Example: "After receiving sufficient information, present: (1) a complete outline with a brief description of each section, (2) the main keywords and related keywords prioritized for this article."
Layer 8 – Agreement
Only when the user confirms agreement with the plan will the AI begin writing. Without this step, layers 6 and 7 are merely ceremonial, as the AI could still arbitrarily start after presenting the outline.
Example: "After presenting the outline, wait for user confirmation or requests for revisions. Only begin writing the complete article upon receiving a clear signal of agreement."
Write Your SKILL.md to Apply the 8 Layers Above
Of course, don't try to cram all 8 layers into one go. The practical order to start:
- Begin with Layer 1 and Layer 5 to clearly define the AI's role and rule set. Just these two layers will make the most significant difference compared to a regular prompt. Test it with 1 to 2 real-world requests to see if the output is correct.
- Once Layer 5 is stable, add Layer 6 to make the AI ask questions first. You'll immediately realize what information you often omit when assigning tasks, then add Layers 7 and 8 to close the control loop.

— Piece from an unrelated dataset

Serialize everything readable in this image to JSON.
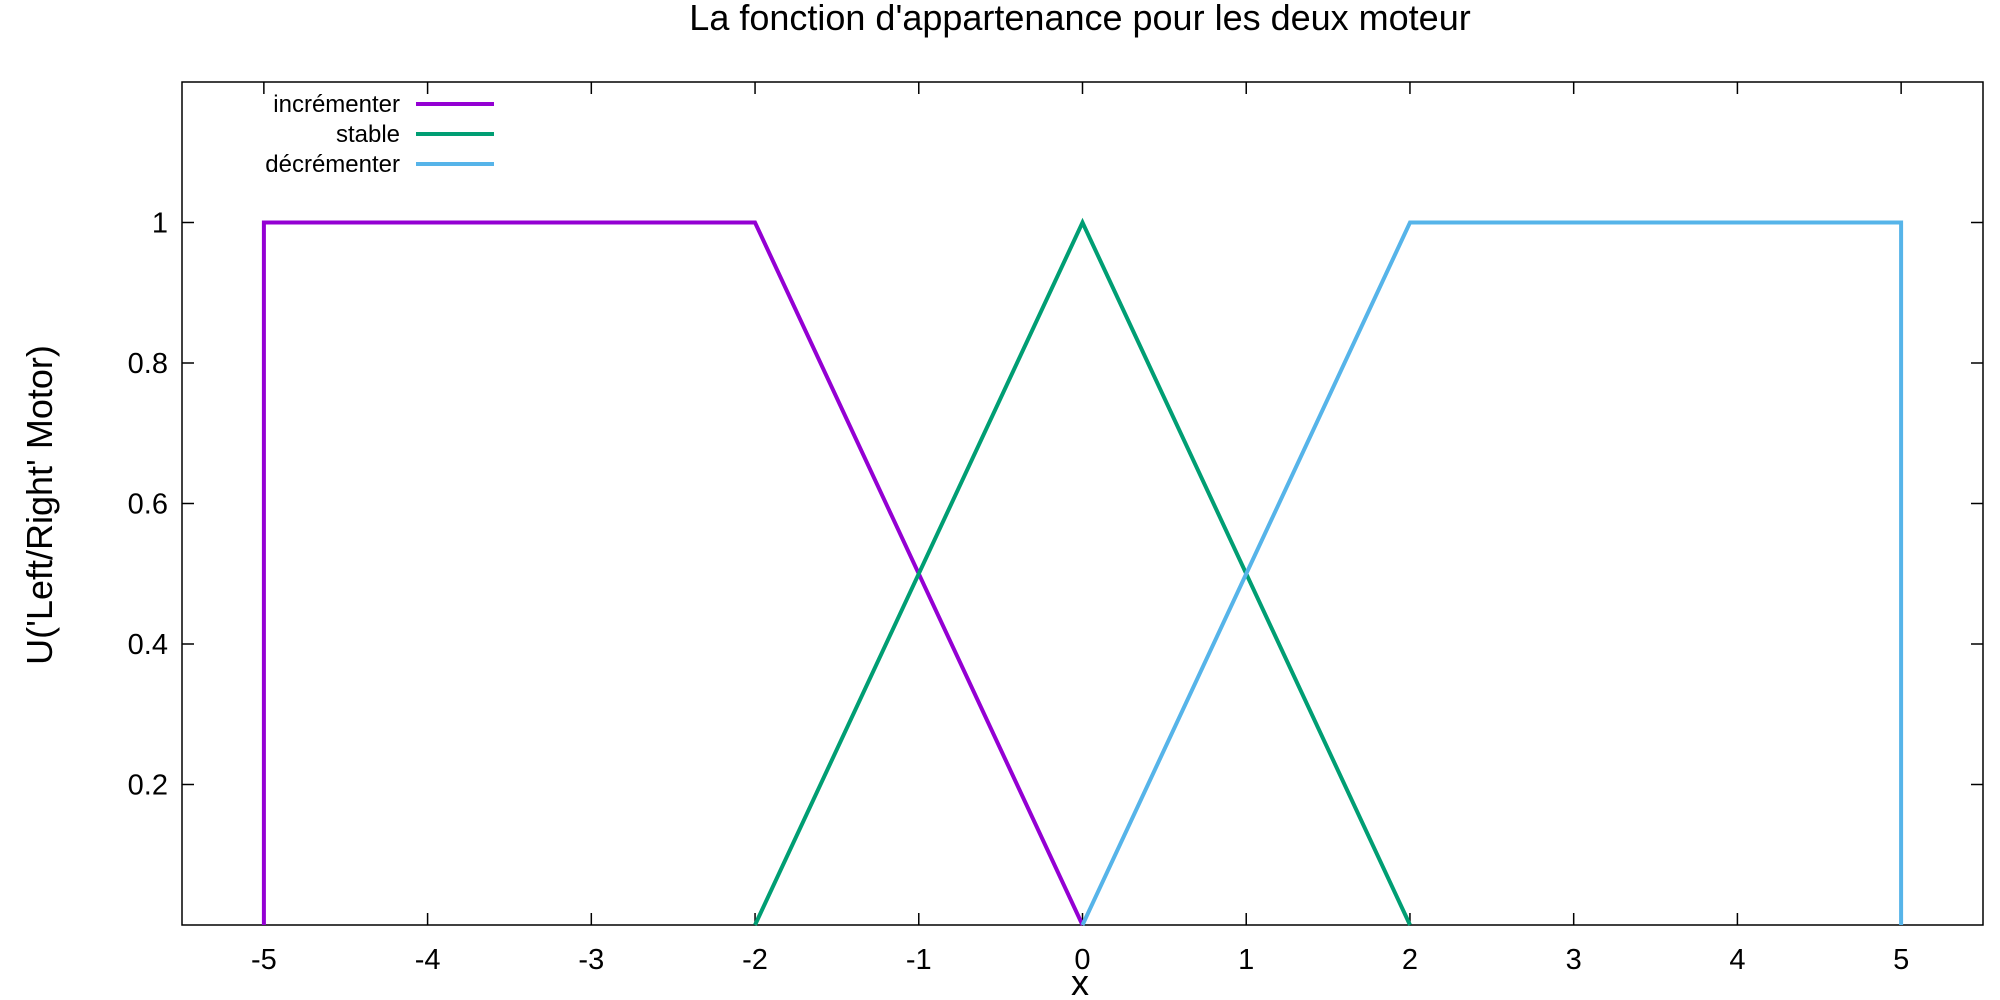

- Layers 2, 3, and 4 should be added when you notice the AI is making incorrect assumptions about the environment, input format, or output structure; these are signs that additions are needed.
References: A Very Important Part of Skills
After using skills for a while, you'll notice a new problem: the AI follows the correct structure and rules, but something about the brand is still missing, requiring further edits. The tone might be correct but not quite like yours, the structure might be right but not as familiar as your old articles.

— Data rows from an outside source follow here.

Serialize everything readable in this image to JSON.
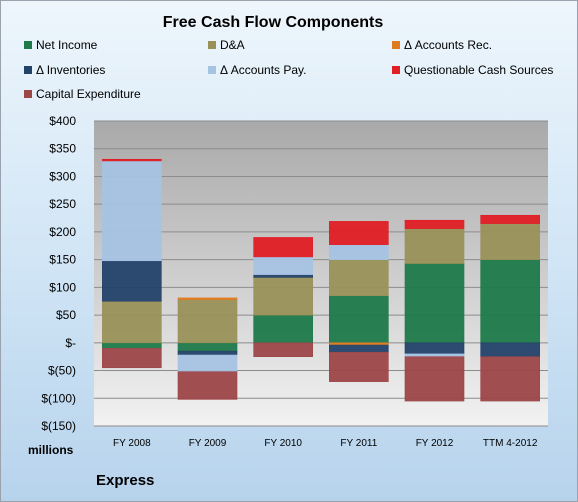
{
  "chart_data": {
    "type": "bar",
    "stacked": true,
    "title": "Free Cash Flow Components",
    "units_label": "millions",
    "company": "Express",
    "categories": [
      "FY 2008",
      "FY 2009",
      "FY 2010",
      "FY 2011",
      "FY 2012",
      "TTM 4-2012"
    ],
    "ylim": [
      -150,
      400
    ],
    "yticks": [
      400,
      350,
      300,
      250,
      200,
      150,
      100,
      50,
      0,
      -50,
      -100,
      -150
    ],
    "ytick_labels": [
      "$400",
      "$350",
      "$300",
      "$250",
      "$200",
      "$150",
      "$100",
      "$50",
      "$-",
      "$(50)",
      "$(100)",
      "$(150)"
    ],
    "grid": true,
    "legend_position": "top",
    "series": [
      {
        "name": "Net Income",
        "color": "#1e7a4a",
        "values": [
          -10,
          -15,
          50,
          85,
          143,
          150
        ]
      },
      {
        "name": "D&A",
        "color": "#9a9158",
        "values": [
          75,
          78,
          68,
          65,
          63,
          65
        ]
      },
      {
        "name": "Δ Accounts Rec.",
        "color": "#e07a1f",
        "values": [
          0,
          3,
          0,
          -4,
          0,
          0
        ]
      },
      {
        "name": "Δ Inventories",
        "color": "#23426a",
        "values": [
          73,
          -7,
          5,
          -13,
          -20,
          -25
        ]
      },
      {
        "name": "Δ Accounts Pay.",
        "color": "#a5c3e3",
        "values": [
          180,
          -30,
          32,
          27,
          -5,
          0
        ]
      },
      {
        "name": "Questionable Cash Sources",
        "color": "#e01e25",
        "values": [
          3,
          0,
          35,
          42,
          15,
          15
        ]
      },
      {
        "name": "Capital Expenditure",
        "color": "#9c4648",
        "values": [
          -35,
          -50,
          -25,
          -53,
          -80,
          -80
        ]
      }
    ]
  }
}
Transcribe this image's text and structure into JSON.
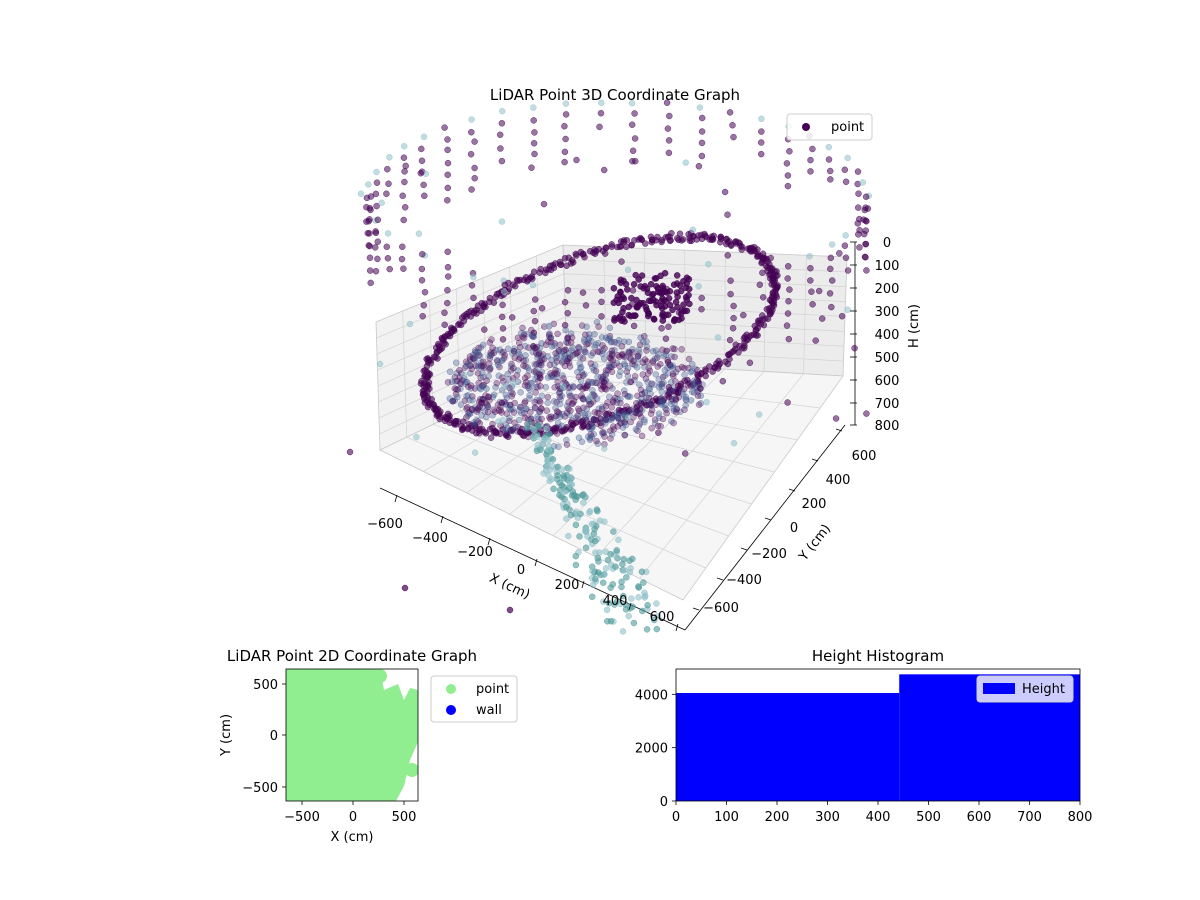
{
  "figure": {
    "colors": {
      "point_dark": "#440154",
      "point_mid": "#3b528b",
      "point_teal": "#4f9a9a",
      "point_light": "#8fc0c8",
      "green": "#90ee90",
      "wall": "#0000ff",
      "hist": "#0000ff",
      "pane": "#f2f2f2"
    }
  },
  "chart_data": [
    {
      "type": "scatter",
      "projection": "3d",
      "title": "LiDAR Point 3D Coordinate Graph",
      "xlabel": "X (cm)",
      "ylabel": "Y (cm)",
      "zlabel": "H (cm)",
      "x_ticks": [
        "−600",
        "−400",
        "−200",
        "0",
        "200",
        "400",
        "600"
      ],
      "y_ticks": [
        "−600",
        "−400",
        "−200",
        "0",
        "200",
        "400",
        "600"
      ],
      "z_ticks": [
        "0",
        "100",
        "200",
        "300",
        "400",
        "500",
        "600",
        "700",
        "800"
      ],
      "xlim": [
        -700,
        700
      ],
      "ylim": [
        -700,
        700
      ],
      "zlim": [
        0,
        800
      ],
      "z_inverted": true,
      "grid": true,
      "legend": {
        "entries": [
          "point"
        ],
        "placement": "top-right"
      },
      "series": [
        {
          "name": "point",
          "colormap": "viridis",
          "color_by": "height",
          "alpha": 0.55
        }
      ]
    },
    {
      "type": "scatter",
      "title": "LiDAR Point 2D Coordinate Graph",
      "xlabel": "X (cm)",
      "ylabel": "Y (cm)",
      "x_ticks": [
        "−500",
        "0",
        "500"
      ],
      "y_ticks": [
        "500",
        "0",
        "−500"
      ],
      "xlim": [
        -640,
        640
      ],
      "ylim": [
        -620,
        640
      ],
      "legend": {
        "entries": [
          "point",
          "wall"
        ],
        "placement": "outside-right"
      },
      "series": [
        {
          "name": "point",
          "color": "#90ee90",
          "x_range": [
            -640,
            640
          ],
          "y_range": [
            -600,
            600
          ]
        },
        {
          "name": "wall",
          "color": "#0000ff",
          "points": []
        }
      ]
    },
    {
      "type": "bar",
      "title": "Height Histogram",
      "xlabel": "",
      "ylabel": "",
      "x_ticks": [
        "0",
        "100",
        "200",
        "300",
        "400",
        "500",
        "600",
        "700",
        "800"
      ],
      "y_ticks": [
        "0",
        "2000",
        "4000"
      ],
      "xlim": [
        0,
        800
      ],
      "ylim": [
        0,
        4950
      ],
      "legend": {
        "entries": [
          "Height"
        ],
        "placement": "top-right"
      },
      "bins": [
        {
          "from": 0,
          "to": 442,
          "count": 4050
        },
        {
          "from": 442,
          "to": 800,
          "count": 4750
        }
      ],
      "series": [
        {
          "name": "Height"
        }
      ]
    }
  ]
}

This is where References come into play.
What are References in SKILL.md?
References are supplementary files you place alongside SKILL.md. They contain things that are too long or too specific to fit into the rule set, but which the AI needs to read in certain situations.
For content writers, the most useful type of Reference is approved output—the complete articles you've been satisfied with—used as reference samples so the AI can learn your actual tone and style instead of just reading abstract rules.
How Our Team Adds References to Skills
Folder structure:
writer-4aivn/
SKILL.md
references/
sample-article-01.md (published article, satisfactory result)
sample-article-02.md
sample-article-03.md
In SKILL.md, clearly declare when Claude needs to read them:
## Reference Files
references/sample-article-01.md: Read when the user requests a practical guide article
references/sample-article-02.md: Read when needing to reference the tone for an AI tool analysis article

Important Rule
Don't let Claude decide whether to read references on its own. Provide specific activation conditions, such as "read when the user requests an article of type X" instead of "read if needed." The latter is too vague, and Claude will either ignore it or read it at the wrong time.
How Many Sample Articles Are Enough?
Start with 2 to 3 sample articles of different content types: practical guides, tool analyses, opinion pieces. No more are needed in the initial stage. Each added sample article provides further evidence, helping the AI understand your tone one step better than just reading rules.
In summary, creating skills will take a lot of time initially, just like we spend a lot of time refining long prompts. But once stable results are achieved, we will often be surprised by what Claude can write and do.
This is the first part about article writing skills with AI. This initial part helps you get the first output from a skill, but the first output is rarely perfect. Subsequent parts will delve deeper into refining skills for more complex issues, until the AI works exactly as you intend.